Her legs throbbed, her spine ached from holding the same position for too long, but she ignored it all. The ache in her body was a small price to pay for proximity. To leave this room, even for a moment, felt blasphemous. Unnatural. As though stepping away might somehow weaken the thread that tethered him to life.

They didn't understand.

None of them did.

They came in shifts, each bearing good intentions and borrowed wisdom. Armaan with his firm kindness. Hamza with his restless worry. Maryam with her soft pleading. Even Maa Begum, who looked more like a ghost of herself than the steel matriarch she had once been, had knelt beside her and whispered gently, "Khwaish called, beta... you were supposed to start this week."

Khwaish. The NGO. The job that had once felt like a doorway to purpose. A dream she had chased for years, the version of herself she had carefully built over the years. She was supposed to be working part-time, just a few hours a day, all while she worked on planning her wedding. She had forgotten it entirely.

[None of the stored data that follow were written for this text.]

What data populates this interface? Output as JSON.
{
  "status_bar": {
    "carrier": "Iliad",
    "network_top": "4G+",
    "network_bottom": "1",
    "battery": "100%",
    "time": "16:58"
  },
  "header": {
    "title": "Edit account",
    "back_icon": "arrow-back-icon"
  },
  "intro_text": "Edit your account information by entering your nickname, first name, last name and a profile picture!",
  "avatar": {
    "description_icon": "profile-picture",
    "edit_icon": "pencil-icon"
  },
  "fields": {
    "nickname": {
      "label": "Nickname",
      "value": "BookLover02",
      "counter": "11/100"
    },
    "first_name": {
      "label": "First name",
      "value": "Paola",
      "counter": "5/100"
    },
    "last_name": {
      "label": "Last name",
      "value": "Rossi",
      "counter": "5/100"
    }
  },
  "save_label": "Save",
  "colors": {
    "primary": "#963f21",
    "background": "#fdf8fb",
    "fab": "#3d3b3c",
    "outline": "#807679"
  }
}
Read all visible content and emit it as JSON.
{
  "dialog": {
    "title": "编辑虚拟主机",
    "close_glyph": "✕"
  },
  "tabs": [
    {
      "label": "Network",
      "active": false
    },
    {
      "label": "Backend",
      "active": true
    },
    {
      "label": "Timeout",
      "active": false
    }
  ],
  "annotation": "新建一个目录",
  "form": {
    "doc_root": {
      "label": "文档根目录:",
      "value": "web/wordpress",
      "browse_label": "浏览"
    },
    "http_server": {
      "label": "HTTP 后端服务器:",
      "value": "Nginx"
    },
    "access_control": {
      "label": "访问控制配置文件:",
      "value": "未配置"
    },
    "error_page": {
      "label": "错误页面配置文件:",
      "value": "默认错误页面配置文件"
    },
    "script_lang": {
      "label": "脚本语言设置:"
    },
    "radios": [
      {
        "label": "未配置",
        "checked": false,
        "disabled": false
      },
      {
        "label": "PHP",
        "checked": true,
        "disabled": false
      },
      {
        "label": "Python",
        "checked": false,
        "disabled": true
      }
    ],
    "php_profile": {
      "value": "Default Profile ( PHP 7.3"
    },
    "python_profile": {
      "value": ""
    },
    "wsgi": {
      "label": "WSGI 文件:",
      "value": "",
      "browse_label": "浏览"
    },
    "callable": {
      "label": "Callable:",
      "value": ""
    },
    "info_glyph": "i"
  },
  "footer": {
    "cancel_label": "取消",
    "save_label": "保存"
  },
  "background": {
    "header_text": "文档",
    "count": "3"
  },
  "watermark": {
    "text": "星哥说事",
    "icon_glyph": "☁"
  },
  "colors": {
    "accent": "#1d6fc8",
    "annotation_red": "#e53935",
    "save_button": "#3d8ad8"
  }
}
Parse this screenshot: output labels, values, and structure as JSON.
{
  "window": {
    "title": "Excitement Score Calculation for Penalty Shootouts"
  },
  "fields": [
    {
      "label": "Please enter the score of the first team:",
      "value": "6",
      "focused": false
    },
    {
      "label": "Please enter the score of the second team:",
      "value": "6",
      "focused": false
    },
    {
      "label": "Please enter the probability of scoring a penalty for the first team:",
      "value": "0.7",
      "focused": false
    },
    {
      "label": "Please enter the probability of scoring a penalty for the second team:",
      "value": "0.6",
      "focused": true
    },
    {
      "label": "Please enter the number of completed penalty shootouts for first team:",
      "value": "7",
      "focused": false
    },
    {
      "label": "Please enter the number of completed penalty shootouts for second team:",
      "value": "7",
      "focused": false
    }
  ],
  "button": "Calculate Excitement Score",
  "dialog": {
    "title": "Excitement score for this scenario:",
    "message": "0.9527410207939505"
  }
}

Like so many things now, it belonged to a life that felt impossibly distant.

Maryam had called to excuse her absence.

Rumi had tried coaxing her into sunlight, pointing out the roses in bloom, the birds nesting again in the courtyard trees. "Spring is here," she'd said, with hope stitched into her voice.

Meerab had smiled, nodded once, and not moved.

They kept telling her to do something. Anything. As though motion alone could salvage the stillness of grief. As though it was action she lacked – not meaning.

But she had done things.

She had left this room, truly left it, and returned with blood on her hands.

She had walked into the ancient lion's den of the panchayat and taken her husband's place, his empty chair, while the weight of generations glared down at her with disdain.

She had lied through her teeth and dared the world to challenge her, claimed a child she did not carry, just to shield the lands he bled for. To buy time. To protect what was his. Hers. Theirs.

And still, they had only sighed.

As if her battle was misplaced.

As if all her defiance was just a girl's stubbornness, not a woman's war.

As if she were a child throwing tantrums instead of a woman holding together a life unraveling at its seams.

"Do something that makes you happy," they said to her in gentle tones, like happiness was a switch she had forgotten to flip. As if joy could be manufactured without him.